Saturday, 14 December 2013

Energy saving 1

Busy, busy, busy....the last few months have flown by. Maybe it is because the days are shorter that they seem to rush by quicker, or because there is so much that I want to do. Sigh!

Back in October I wrote that I planned to reduce our energy consumption by 65%. The idea was that this would hopefully offset the increase in prices to 2020 at the current rate. (It is possible that prices will increase more than my projection to 2020, but despite all the political hot air going on right now, it seems unlikely that overall price increases will be lower.) Then a few weeks back I re-assessed how much further I would need to go to reduce our consumption to 90% of the average American consumption. After a 65% reduction we would still be double the target consumption. How are we going to achieve this?

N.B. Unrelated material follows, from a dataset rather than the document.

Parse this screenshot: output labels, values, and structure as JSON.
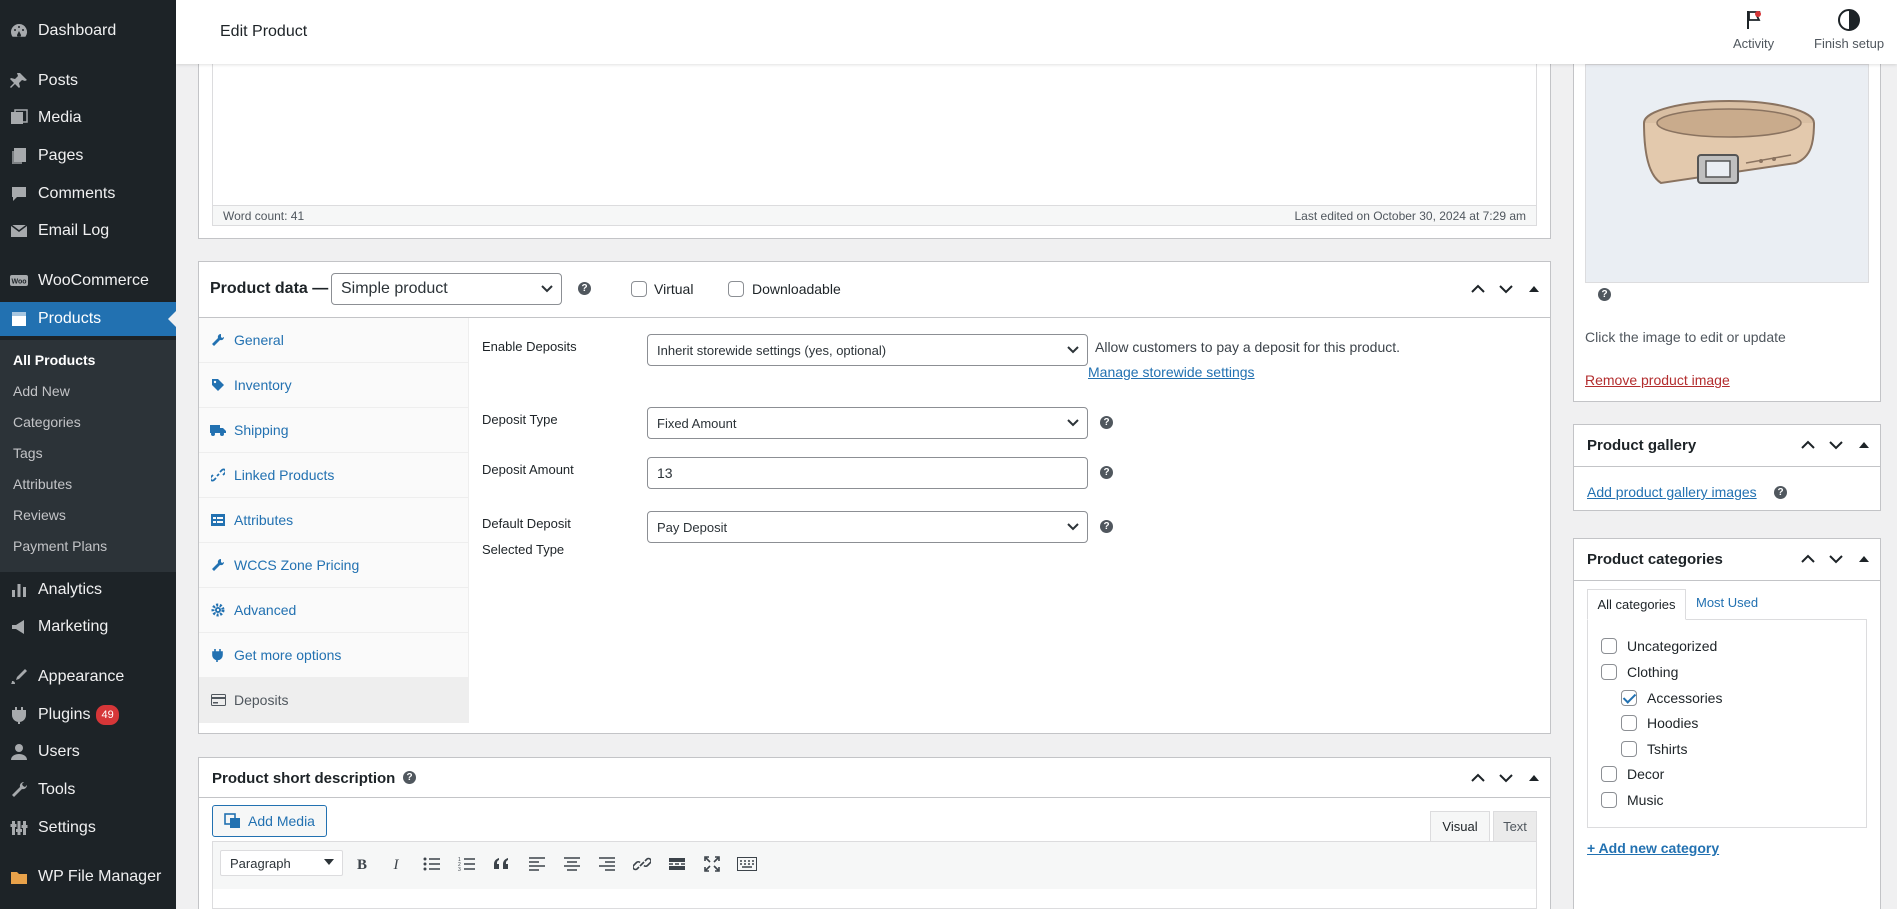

So this is the start of a mini-series, a step-by-step look at energy reduction measures, that may continue on a sporadic basis for some time. I'm not going to just list a standard '10 tips', without telling you how to go about doing them. No, they are all going to be based around improving my very real home, and include discussion of the options available and how to do it. Feel free to ask questions or let me know any energy efficiency measures you have taken.

 
 
Insulation is always first on the list. It not only saves energy on heating, but it makes your home noticeably warmer and cosier. It can also be fairly cheap and cost-effective to install, and you can reap the benefits for the next 20 - 40 years.


The simplest measure is to install a thick layer of insulation in your loft. My hubby installed a 150mm layer of rockwool insulation between the joists of the main roof, the year we moved in. Then I layed a second layer across the rafters in 2007. It isn't a very nice job, crawling across joists dressed in gloves, boiler suit, goggles and mask, but if I can do it then it really isn't soo hard, especially now that there are so many more options for insulation rather than Rockwool which is a skin irritant. My local DIY store stocks lambs wool and insulation made from recycled plastic bottles, alongside rockwool that is sealed in a 'bag' that can just be rolled out.


It's not a perfect job though. For a start the loft hatch isn't insulated. We also have a walkway along the middle, made from chipboard laying on the rafters, so there is only one layer of insulation under the boards there. Perhaps all the junk stacked on the chipboard counts as additional insulation?


Energy saving no.1 : Insulating the loft hatch
I bought one sheet of condensed insulation board, that was big enouth to cover the loft hatch twice, for £8 from the DIY store. I cut it neatly to size with the bread knife, including cutting a notch around the opening mechanism. I would have liked to stick 2 layers of insulation on the loft hatch, but there is a ladder attached, which only allowed room for one layer. Tah dah! Estimated annual savings for insulating the loft hatch is £9 a year. (I think that figure was from the Energy Savings Trust a few years back, so it should get an even bigger saving on current energy prices)

 

Energy saving no.2 : Top-up loft insulation on the walkway
The next job should be to lay insulation boards on top of the walkway. There are some handy solutions in the DIY store now, that weren't available a few years ago, to make this job a lot easier. The first are insulated loft boards - chipboard with insulation attached, so you can lay the boards across the rafters and they are ready to walk on.


The next is plastic legs, that attach to the rafters. They allow you to lay an new walkway on top of them to walk on, whilst giving space for insulation below them.

 
Luckily the walkway in our loft is just a small area, so we could insulate it for £100 using the legs with rockwool below and re-laying most of the existing boards on top. The downside is that we will lose even more head height which is not ideal as this provides access to the boiler. I am picturing our plumber having to crawl along on his hands and knees with his toolbox, which is far from ideal. Dilemma - ease of access over energy efficiency?

For this year I have come up with a compromise. We have several rolls of off cuts of carpet and underlay stored in our garage. I'm going to roll out a couple of layers of carpet over the loft walkway. This should provide some additional insulation, though probably not as good as the proper insulation. It also has the bonus of freeing up some space in the garage and not costing a penny :-)

I will post the photos of the completed jobs next time, along with more energy savings. If you are living in the UK and receive certain benefits, you may be applicable to have you loft insulation topped-up for free by applying for ECO funding. This applies even if you live in rented accomodation or are not the homeowner. Try calling the Energy Saving Advice Service on 0300 123 1234 to see if you qualify for free loft insulation and other energy efficiency measures.